Adds Mullin, “In high-enough doses, vitamin C can cause kidney stones.” Any amount larger than 500 milligrams per day can be enough to cause a problem, he says. That’s only half a 1-gram packet of Emergen-C. “It rarely happens, but there have been case reports.”
Reasonable Doses. Sandquist recommends that healthy people abide by the Institute of Medicine’s “Tolerable Upper Intake Levels,” which indicates the maximum daily intake of a vitamin you should consume through a combination of diet and supplements. Taking more than that amount means the risks likely outweigh the benefits. The recommended amount is often less than the limit.

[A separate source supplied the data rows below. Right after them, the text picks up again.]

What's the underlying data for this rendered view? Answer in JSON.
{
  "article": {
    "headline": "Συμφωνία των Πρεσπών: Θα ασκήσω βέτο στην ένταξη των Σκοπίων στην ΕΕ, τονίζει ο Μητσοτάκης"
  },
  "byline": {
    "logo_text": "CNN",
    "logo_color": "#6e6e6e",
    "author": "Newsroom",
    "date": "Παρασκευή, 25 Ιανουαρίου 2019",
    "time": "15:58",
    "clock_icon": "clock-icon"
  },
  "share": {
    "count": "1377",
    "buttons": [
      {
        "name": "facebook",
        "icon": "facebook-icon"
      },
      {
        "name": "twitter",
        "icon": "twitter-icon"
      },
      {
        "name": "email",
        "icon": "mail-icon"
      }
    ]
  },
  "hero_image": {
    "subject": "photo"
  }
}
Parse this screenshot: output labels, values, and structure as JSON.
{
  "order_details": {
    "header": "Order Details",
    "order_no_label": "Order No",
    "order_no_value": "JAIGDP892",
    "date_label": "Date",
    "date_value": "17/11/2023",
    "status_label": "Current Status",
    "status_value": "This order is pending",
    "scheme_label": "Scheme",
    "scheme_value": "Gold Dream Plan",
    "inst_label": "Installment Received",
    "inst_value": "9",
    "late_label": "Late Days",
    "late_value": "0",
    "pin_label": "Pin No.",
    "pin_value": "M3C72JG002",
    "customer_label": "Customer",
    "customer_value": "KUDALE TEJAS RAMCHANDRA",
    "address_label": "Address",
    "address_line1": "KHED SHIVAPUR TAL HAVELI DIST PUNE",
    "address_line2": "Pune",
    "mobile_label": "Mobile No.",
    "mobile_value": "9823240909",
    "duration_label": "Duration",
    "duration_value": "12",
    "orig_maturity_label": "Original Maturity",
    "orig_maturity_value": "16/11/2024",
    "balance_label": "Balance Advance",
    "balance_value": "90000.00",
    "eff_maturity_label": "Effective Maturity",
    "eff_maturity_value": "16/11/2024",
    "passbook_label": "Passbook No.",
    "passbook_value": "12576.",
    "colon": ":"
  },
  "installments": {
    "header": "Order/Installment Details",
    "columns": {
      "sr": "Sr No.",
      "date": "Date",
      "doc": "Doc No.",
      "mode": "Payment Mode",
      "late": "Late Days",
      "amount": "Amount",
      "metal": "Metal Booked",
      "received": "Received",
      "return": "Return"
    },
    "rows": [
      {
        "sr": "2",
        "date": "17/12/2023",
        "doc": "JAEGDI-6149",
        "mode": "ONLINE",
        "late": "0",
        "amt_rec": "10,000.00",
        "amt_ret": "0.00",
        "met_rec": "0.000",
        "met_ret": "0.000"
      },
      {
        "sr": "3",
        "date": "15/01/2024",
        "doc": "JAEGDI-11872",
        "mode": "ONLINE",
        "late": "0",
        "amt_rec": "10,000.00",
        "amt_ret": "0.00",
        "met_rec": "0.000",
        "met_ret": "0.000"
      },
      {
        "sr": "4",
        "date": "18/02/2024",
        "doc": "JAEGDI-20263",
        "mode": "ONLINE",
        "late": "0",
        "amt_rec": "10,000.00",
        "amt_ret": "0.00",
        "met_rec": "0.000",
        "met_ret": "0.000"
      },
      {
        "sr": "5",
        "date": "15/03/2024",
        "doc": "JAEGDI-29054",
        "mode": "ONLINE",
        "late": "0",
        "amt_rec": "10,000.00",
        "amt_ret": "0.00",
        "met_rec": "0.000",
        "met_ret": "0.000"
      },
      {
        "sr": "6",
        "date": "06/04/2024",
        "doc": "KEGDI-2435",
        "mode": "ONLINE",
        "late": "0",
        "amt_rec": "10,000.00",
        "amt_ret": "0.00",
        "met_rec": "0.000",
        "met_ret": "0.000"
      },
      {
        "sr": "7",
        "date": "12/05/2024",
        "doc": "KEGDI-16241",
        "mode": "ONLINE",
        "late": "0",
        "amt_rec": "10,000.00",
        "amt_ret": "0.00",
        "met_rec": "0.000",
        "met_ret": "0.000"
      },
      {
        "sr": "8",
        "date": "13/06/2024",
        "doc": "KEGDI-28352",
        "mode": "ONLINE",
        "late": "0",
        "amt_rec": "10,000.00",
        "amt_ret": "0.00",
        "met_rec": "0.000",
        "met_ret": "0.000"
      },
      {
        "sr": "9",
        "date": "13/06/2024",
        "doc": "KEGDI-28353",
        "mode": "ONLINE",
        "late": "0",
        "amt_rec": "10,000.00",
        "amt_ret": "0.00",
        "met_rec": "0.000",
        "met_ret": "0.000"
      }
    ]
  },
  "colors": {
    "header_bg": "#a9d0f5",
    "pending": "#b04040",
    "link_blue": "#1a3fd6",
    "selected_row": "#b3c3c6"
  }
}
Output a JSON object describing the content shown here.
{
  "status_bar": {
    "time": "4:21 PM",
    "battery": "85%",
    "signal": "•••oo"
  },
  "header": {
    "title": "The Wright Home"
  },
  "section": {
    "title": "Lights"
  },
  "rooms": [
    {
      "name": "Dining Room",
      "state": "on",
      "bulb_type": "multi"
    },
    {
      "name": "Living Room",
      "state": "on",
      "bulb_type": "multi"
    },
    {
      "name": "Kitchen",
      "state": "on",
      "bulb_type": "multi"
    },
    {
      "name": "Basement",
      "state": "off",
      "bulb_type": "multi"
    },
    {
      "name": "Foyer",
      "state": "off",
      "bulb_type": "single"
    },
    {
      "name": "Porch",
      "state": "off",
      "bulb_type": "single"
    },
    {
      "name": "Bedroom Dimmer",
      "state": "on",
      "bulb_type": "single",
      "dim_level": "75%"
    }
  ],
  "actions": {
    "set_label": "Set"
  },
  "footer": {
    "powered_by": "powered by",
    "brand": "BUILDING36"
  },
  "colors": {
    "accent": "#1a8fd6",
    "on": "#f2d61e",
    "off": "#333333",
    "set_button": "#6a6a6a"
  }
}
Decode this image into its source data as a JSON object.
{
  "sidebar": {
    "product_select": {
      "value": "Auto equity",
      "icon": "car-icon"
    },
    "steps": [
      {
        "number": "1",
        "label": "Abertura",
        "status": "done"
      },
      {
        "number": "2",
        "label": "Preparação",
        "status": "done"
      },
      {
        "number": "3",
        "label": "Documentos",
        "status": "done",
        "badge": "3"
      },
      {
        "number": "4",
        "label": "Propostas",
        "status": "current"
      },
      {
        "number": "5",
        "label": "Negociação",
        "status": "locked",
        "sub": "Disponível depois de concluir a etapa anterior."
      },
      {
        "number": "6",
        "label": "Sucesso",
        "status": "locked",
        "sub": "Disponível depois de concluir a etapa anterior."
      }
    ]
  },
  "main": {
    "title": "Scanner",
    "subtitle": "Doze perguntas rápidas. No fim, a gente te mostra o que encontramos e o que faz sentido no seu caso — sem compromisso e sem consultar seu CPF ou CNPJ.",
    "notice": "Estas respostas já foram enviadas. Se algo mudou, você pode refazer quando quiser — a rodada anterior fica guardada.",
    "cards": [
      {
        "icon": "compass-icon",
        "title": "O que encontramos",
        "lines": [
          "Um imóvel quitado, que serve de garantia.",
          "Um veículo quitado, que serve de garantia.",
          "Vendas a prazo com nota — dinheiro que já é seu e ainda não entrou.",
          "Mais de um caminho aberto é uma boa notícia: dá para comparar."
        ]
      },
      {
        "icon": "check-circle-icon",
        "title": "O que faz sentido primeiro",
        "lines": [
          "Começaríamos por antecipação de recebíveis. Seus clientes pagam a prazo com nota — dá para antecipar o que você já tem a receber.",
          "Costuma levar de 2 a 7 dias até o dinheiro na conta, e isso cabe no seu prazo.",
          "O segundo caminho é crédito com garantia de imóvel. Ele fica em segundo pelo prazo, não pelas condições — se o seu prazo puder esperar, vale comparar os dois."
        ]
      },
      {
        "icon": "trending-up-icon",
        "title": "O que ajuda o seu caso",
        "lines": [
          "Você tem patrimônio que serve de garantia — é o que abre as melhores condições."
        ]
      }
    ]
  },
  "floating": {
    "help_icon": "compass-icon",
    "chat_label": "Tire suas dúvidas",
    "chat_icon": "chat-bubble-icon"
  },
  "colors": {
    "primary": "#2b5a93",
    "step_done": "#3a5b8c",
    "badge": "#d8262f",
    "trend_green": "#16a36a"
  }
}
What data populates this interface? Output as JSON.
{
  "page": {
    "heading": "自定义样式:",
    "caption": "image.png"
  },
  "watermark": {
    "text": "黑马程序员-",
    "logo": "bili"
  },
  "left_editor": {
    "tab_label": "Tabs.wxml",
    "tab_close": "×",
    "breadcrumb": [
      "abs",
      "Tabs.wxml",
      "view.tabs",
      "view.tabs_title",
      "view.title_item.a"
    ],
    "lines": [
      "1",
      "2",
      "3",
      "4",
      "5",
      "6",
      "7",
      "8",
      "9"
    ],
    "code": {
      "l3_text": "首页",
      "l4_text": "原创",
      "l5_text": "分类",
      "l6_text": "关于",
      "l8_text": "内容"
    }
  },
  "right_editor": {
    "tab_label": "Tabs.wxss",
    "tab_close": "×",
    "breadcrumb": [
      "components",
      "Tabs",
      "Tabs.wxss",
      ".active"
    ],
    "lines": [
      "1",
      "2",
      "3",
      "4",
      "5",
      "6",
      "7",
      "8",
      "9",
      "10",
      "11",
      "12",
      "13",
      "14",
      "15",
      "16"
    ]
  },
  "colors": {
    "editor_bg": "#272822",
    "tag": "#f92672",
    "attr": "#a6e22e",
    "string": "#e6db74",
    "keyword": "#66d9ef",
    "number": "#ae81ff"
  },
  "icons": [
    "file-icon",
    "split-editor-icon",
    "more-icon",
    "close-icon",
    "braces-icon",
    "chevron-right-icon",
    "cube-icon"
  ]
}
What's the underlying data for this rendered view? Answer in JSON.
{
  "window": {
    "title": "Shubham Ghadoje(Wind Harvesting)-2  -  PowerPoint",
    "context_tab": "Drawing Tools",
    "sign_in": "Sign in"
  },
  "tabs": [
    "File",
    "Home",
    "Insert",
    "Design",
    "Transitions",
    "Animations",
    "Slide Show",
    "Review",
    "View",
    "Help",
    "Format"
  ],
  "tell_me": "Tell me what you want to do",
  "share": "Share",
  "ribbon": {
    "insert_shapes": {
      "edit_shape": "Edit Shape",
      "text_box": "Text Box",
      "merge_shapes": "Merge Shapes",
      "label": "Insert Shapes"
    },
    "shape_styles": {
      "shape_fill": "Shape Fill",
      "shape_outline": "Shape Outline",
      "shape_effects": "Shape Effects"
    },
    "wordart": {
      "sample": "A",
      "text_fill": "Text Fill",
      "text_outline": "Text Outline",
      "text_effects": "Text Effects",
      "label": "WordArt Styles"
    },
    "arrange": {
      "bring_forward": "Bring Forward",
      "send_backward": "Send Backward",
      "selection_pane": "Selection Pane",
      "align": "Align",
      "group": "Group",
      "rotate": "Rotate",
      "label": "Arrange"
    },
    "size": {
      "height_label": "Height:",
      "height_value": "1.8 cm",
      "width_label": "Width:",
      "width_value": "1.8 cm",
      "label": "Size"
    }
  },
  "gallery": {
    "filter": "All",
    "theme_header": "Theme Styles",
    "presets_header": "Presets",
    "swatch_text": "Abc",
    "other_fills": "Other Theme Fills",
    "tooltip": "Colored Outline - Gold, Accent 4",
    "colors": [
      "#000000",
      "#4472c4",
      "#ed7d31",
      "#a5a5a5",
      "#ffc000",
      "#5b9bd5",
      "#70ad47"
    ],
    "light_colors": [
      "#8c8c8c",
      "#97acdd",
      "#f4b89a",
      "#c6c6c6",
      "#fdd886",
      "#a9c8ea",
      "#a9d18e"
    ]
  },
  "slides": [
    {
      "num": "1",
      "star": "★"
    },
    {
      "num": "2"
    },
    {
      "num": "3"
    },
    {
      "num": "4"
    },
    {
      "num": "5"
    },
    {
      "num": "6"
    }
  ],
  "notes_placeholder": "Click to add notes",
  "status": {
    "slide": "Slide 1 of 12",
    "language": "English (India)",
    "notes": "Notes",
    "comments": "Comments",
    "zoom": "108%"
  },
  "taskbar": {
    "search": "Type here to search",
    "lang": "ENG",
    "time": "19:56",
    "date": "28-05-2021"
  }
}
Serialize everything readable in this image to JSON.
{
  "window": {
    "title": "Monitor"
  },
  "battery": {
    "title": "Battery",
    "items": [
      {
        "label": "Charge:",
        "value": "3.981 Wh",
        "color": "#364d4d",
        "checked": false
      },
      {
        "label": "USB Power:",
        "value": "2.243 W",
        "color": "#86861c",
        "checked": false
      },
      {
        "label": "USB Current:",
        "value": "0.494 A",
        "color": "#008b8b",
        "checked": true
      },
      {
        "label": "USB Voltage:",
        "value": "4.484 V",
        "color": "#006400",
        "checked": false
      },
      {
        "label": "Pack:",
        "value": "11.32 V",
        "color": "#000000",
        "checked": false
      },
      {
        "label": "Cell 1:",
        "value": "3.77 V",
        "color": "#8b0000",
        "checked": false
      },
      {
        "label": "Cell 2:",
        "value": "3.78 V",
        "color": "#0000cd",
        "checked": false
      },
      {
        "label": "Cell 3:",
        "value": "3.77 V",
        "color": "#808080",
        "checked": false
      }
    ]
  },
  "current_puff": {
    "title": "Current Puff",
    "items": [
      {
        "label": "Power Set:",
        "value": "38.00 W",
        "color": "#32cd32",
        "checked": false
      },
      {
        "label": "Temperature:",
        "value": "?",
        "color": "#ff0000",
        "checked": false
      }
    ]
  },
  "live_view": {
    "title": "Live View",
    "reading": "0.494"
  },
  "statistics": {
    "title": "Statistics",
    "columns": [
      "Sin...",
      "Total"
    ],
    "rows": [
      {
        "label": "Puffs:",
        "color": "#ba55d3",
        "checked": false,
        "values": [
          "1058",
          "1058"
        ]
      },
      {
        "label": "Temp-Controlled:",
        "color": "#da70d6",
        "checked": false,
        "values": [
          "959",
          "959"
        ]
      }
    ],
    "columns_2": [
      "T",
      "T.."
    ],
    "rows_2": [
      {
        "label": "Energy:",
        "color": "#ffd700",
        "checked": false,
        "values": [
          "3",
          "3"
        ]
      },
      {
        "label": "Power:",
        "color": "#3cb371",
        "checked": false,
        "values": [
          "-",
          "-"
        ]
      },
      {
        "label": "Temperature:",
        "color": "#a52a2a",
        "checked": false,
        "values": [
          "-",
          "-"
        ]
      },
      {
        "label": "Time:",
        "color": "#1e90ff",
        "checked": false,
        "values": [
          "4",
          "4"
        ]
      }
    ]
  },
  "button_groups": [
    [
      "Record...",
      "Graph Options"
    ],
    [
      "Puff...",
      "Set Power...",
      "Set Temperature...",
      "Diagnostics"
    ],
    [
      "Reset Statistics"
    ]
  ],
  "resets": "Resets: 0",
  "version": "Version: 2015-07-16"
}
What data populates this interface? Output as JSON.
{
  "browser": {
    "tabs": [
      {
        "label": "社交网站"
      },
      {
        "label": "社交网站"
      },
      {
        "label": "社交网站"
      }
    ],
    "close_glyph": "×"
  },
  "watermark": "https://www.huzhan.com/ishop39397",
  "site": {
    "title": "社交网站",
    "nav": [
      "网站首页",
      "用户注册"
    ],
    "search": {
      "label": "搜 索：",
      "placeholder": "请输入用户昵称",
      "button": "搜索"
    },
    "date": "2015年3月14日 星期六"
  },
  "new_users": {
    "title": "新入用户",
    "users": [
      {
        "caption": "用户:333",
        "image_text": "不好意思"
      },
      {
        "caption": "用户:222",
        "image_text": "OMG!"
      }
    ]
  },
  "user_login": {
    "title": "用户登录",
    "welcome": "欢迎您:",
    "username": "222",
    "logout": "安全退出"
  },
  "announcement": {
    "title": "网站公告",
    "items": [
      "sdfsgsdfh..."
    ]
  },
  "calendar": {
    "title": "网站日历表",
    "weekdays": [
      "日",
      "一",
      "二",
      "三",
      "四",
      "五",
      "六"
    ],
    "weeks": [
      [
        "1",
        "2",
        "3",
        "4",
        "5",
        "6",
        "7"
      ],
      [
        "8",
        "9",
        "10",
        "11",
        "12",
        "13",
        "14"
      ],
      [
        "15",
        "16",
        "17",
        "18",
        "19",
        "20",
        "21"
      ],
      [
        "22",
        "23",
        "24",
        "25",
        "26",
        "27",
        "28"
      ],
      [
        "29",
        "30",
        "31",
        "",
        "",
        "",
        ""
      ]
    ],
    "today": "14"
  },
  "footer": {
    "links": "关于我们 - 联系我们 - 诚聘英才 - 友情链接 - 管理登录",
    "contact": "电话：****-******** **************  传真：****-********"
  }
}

“When the IOM makes their recommendations, they look at all the available research,” she says, so its conclusions are more reliable than any single study, even one that gets a lot of publicity.
Because taking supplements is second nature for many consumers, vitamins are often overlooked as a potential culprit for symptoms like headaches or diarrhea, Sandquist says. It’s important to be conscious of what you’re consuming—in natural, supplement, and fortified forms—and to tell your doctor about every last one.
“The best strategy is to follow the ‘choose my plate’ method,” she says, referring to the U.S. Department of Agriculture’s healthy food guide. If people do that, she says, “then they probably wouldn’t have to worry about a vitamin supplement unless they have a specific medical condition.”